Administrators stepped in to see if the 139-year-old Bournemouth-based retailer can be saved, but about 1,050 jobs at 23 stores remain at risk.
The company’s website was taken down immediately but the stores will continue to trade while a buyer is sought.
Ahead of the administration, Beales’s chief executive Tony Brown said that the retailer had struggled with difficult trading conditions and criticised the “lunacy” of high business rates.
The company had been in talks with landlords over rent reductions through a company voluntary arrangement, but two potential buyers fell through.

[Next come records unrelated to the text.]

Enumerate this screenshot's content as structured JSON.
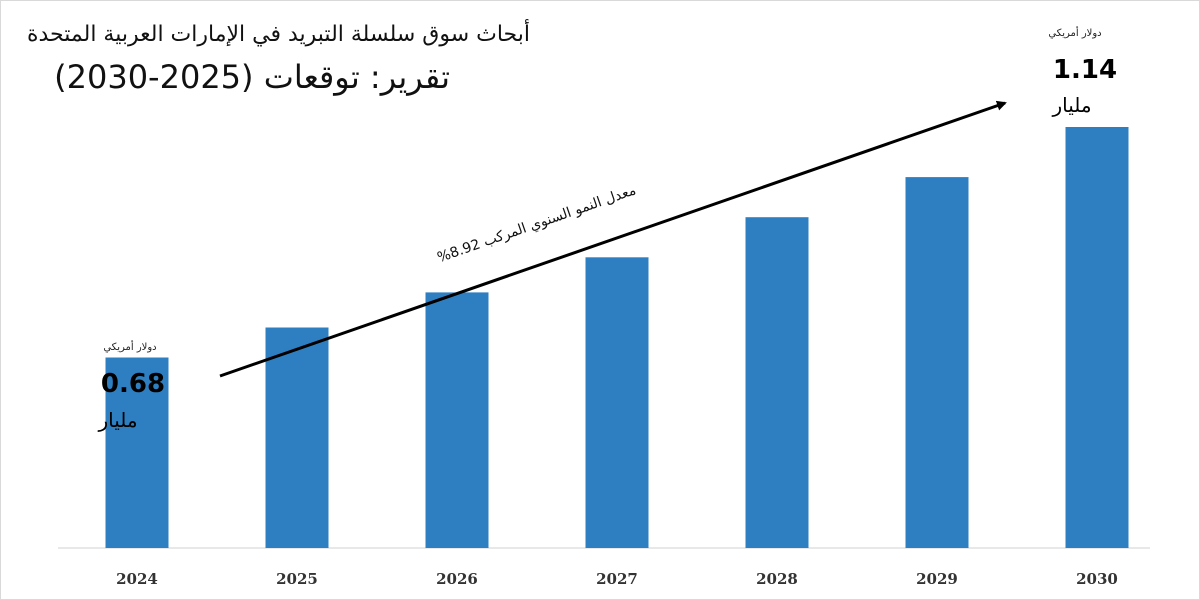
{
  "chart_data": {
    "type": "bar",
    "title": "أبحاث سوق سلسلة التبريد في الإمارات العربية المتحدة",
    "subtitle": "تقرير: توقعات (2025-2030)",
    "categories": [
      "2024",
      "2025",
      "2026",
      "2027",
      "2028",
      "2029",
      "2030"
    ],
    "values": [
      0.68,
      0.74,
      0.81,
      0.88,
      0.96,
      1.04,
      1.14
    ],
    "ylim": [
      0.3,
      1.14
    ],
    "grid": false,
    "bar_color": "#2e7fc2",
    "annotations": {
      "start": {
        "currency": "دولار أمريكي",
        "value": "0.68",
        "unit": "مليار"
      },
      "end": {
        "currency": "دولار أمريكي",
        "value": "1.14",
        "unit": "مليار"
      },
      "cagr": "معدل النمو السنوي المركب 8.92%"
    }
  }
}
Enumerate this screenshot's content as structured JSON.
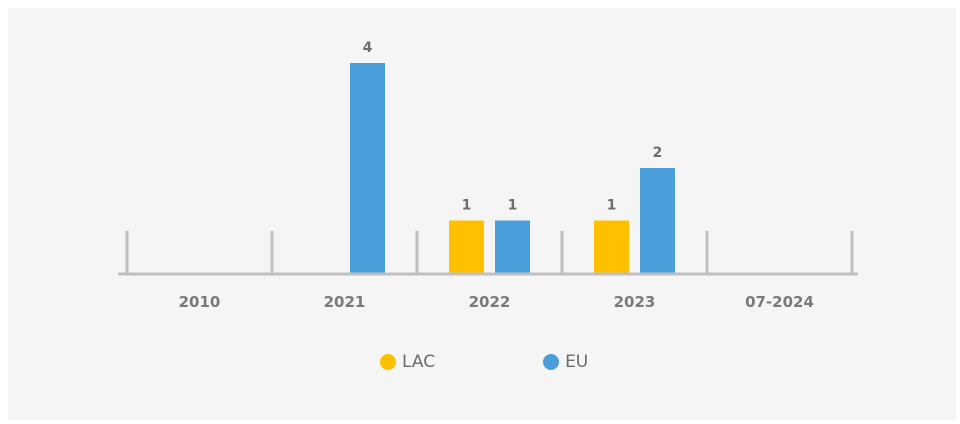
{
  "chart_data": {
    "type": "bar",
    "categories": [
      "2010",
      "2021",
      "2022",
      "2023",
      "07-2024"
    ],
    "series": [
      {
        "name": "LAC",
        "color": "#FFC000",
        "values": [
          0,
          0,
          1,
          1,
          0
        ]
      },
      {
        "name": "EU",
        "color": "#4A9FDA",
        "values": [
          0,
          4,
          1,
          2,
          0
        ]
      }
    ],
    "ylim": [
      0,
      4
    ],
    "legend": "bottom",
    "grid": false,
    "data_labels": true
  }
}
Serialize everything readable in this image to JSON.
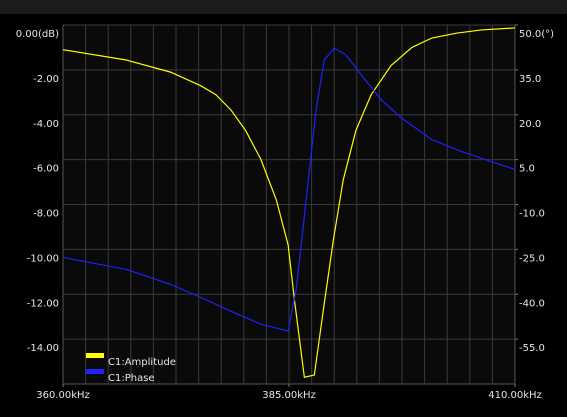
{
  "chart_data": {
    "type": "line",
    "x": [
      360,
      367,
      371.9,
      375.2,
      376.9,
      378.6,
      380.2,
      381.9,
      383.6,
      384.9,
      385.6,
      386.7,
      387.8,
      388.8,
      389.9,
      391,
      392.4,
      394.1,
      396.3,
      398.6,
      400.8,
      403.6,
      406.3,
      410
    ],
    "series": [
      {
        "name": "C1:Amplitude",
        "color": "#ffff00",
        "axis": "y",
        "values": [
          -1.1,
          -1.56,
          -2.1,
          -2.7,
          -3.1,
          -3.8,
          -4.7,
          -6.0,
          -7.8,
          -9.8,
          -12.25,
          -15.7,
          -15.6,
          -12.7,
          -9.6,
          -6.9,
          -4.7,
          -3.1,
          -1.8,
          -1.0,
          -0.58,
          -0.36,
          -0.22,
          -0.13
        ]
      },
      {
        "name": "C1:Phase",
        "color": "#2020ff",
        "axis": "y2",
        "x": [
          360,
          367,
          371.9,
          375.2,
          378.6,
          381.9,
          384.9,
          385.8,
          386.9,
          388,
          388.9,
          390,
          391.3,
          393,
          395.2,
          397.4,
          400.8,
          404.1,
          407.4,
          410
        ],
        "values": [
          -27.7,
          -31.7,
          -36.7,
          -41,
          -45.7,
          -50,
          -52.3,
          -38.3,
          -8.3,
          21.7,
          38.3,
          42.3,
          40,
          33.3,
          25,
          19,
          11.7,
          7.7,
          4.3,
          1.7
        ]
      }
    ],
    "xlim": [
      360,
      410
    ],
    "xticks": [
      {
        "value": 360,
        "label": "360.00kHz"
      },
      {
        "value": 385,
        "label": "385.00kHz"
      },
      {
        "value": 410,
        "label": "410.00kHz"
      }
    ],
    "xgrid": [
      362.5,
      365,
      367.5,
      370,
      372.5,
      375,
      377.5,
      380,
      382.5,
      385,
      387.5,
      390,
      392.5,
      395,
      397.5,
      400,
      402.5,
      405,
      407.5
    ],
    "ylim": [
      -16,
      0
    ],
    "yticks": [
      {
        "value": 0,
        "label": "0.00(dB)"
      },
      {
        "value": -2,
        "label": "-2.00"
      },
      {
        "value": -4,
        "label": "-4.00"
      },
      {
        "value": -6,
        "label": "-6.00"
      },
      {
        "value": -8,
        "label": "-8.00"
      },
      {
        "value": -10,
        "label": "-10.00"
      },
      {
        "value": -12,
        "label": "-12.00"
      },
      {
        "value": -14,
        "label": "-14.00"
      }
    ],
    "y2lim": [
      -70,
      50
    ],
    "y2ticks": [
      {
        "value": 50,
        "label": "50.0(°)"
      },
      {
        "value": 35,
        "label": "35.0"
      },
      {
        "value": 20,
        "label": "20.0"
      },
      {
        "value": 5,
        "label": "5.0"
      },
      {
        "value": -10,
        "label": "-10.0"
      },
      {
        "value": -25,
        "label": "-25.0"
      },
      {
        "value": -40,
        "label": "-40.0"
      },
      {
        "value": -55,
        "label": "-55.0"
      }
    ],
    "grid": true
  }
}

Usdaw national officer Dave Gill said the union is providing its members at Beales with support, representation and advice “at this difficult and uncertain time.”
He said: “We urge the administrators to treat the staff with dignity and respect, keep them fully informed and do everything possible to save jobs and keep as many stores open as possible.
“The scale of the retail crisis in recent years is devastating — not just for staff but also for our communities and shopping centres.
“We need a government-led clear and coherent industrial strategy for retail to address the growing crisis on our high streets, as we have called for through our Save our Shops campaign.”
A government spokesman said it is in direct contact with the company’s CEO and officials are “monitoring the situation closely.”
Beales is the latest high-street name to suffer. House of Fraser and Debenhams have both been resuscitated after administration while Mothercare closed its doors for good last week.